Pero hay una segunda parte en esta parábola: visto ese rechazo, el rey convidó, no ya a los principales, sino a todos, a los más humildes, a buenos y malos. La invitación no nace de nuestro mérito. Dios no nos quiere porque seamos buenos; Dios nos quiere para que podamos ser buenos. Y la paradoja es que uno de esos invitados entró sin traje de fiesta. Y entonces le dice el rey «amigo, ¿cómo has entrado aquí sin el vestido de boda?», y es expulsado con indignación porque tampoco este ha entendido que tenía que responder con gratitud como les había ocurrido a los principales, éste tampoco lo había entendido. ¿Cómo te has atrevido a entrar sin el traje de fiesta? La Tradición de la Iglesia ha entendido este texto como la importancia de acercarse a Dios en gracia, en estado de gracia. Vivir en gracia de Dios no es la condición que Dios pone para querernos, sino que es la consecuencia lógica del habernos abierto al amor de Dios. Lo lógico es que de ese agradecimiento de ser invitado al banquete se derive una conversión y el vivir en gracia, el vestirnos el traje de fiesta. De otro modo seríamos una ingratos como los primeros. El amor de Dios es gratuito, pero no es barato; requiere de nosotros una respuesta de totalidad.

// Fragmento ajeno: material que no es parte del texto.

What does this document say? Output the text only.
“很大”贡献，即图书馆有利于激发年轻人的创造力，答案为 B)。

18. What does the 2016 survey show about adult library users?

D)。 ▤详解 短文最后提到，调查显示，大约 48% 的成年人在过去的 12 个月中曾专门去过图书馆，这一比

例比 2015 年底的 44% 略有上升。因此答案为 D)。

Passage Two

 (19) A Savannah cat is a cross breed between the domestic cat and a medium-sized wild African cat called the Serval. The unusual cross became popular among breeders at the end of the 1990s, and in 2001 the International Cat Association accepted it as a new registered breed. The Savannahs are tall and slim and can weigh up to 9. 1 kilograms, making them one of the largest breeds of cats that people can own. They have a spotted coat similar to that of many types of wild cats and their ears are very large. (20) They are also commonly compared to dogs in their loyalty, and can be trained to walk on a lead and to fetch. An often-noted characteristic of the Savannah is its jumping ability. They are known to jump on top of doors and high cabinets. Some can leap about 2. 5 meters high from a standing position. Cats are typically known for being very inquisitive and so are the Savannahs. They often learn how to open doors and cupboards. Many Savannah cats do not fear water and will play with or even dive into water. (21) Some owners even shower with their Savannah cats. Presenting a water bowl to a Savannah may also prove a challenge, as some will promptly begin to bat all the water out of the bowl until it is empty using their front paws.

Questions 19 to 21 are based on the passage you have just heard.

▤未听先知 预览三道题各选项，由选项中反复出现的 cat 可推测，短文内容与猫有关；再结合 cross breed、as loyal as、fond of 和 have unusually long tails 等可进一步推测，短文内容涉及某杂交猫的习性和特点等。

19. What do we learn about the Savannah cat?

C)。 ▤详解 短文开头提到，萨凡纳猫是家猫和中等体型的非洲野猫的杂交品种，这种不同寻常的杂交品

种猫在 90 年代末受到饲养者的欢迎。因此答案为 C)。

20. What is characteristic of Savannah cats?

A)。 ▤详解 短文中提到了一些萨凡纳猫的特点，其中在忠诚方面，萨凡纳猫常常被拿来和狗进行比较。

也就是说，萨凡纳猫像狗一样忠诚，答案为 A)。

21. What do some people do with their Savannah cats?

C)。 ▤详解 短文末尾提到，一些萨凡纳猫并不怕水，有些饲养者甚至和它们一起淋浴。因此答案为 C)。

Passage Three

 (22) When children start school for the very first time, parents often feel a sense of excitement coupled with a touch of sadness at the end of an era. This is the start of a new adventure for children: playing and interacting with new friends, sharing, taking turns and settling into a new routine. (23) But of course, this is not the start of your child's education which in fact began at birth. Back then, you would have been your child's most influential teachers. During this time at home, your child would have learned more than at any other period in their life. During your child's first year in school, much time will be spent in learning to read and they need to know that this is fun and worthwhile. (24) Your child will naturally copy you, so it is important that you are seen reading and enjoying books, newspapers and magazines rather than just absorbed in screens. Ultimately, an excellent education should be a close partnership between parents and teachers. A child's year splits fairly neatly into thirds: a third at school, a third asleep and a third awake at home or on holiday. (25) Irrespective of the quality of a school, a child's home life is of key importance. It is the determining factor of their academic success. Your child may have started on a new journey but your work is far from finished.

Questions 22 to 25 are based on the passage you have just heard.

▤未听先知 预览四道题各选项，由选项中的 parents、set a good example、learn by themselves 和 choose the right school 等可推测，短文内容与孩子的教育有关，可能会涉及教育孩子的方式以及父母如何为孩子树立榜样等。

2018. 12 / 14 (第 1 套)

Ojalá nos sintamos agraciados de estar sentados en este banquete, porque ésta Eucaristía que celebramos es el banquete de bodas del Hijo del Rey. Que la Virgen María nos conceda ser muy humildes y muy agradecidos. 


sábado, 3 de octubre de 2020

Homilía del Domingo XXVII del tiempo ordinario, ciclo a

Homilía XXVII Domingo del tiempo ordinario

Año litúrgico 2019 - 2020 - (Ciclo A) 04/10/2020; Mateo 21,33-43

            Hoy se acaba de proclamar el evangelio de los viñadores homicidas que acabamos de escuchar. El contexto inmediato de esta parábola se refiere a la relación entre Dios y el Pueblo de Israel: primero fueron enviados los profetas, que no fueron acogidos y finalmente fue enviado el Hijo que no fue acogido mayoritariamente. Pero como todas las parábolas de Jesús esta es una historia abierta que estamos invitados a aplicar en nuestras vidas, ya que en esta historia abierta está aconteciendo toda la historia de la salvación. Porque todo esto también acontece en nuestra sociedad, en nuestros días cuando construimos un mundo a espaldas a Dios, olvidando nuestras raíces cristianas. Porque estamos construyendo un mundo teniendo en cuenta sólo la economía sin tener en cuenta el patrimonio espiritual. Un hombre secularizado que pretende ser el heredero, el dueño de la cultura.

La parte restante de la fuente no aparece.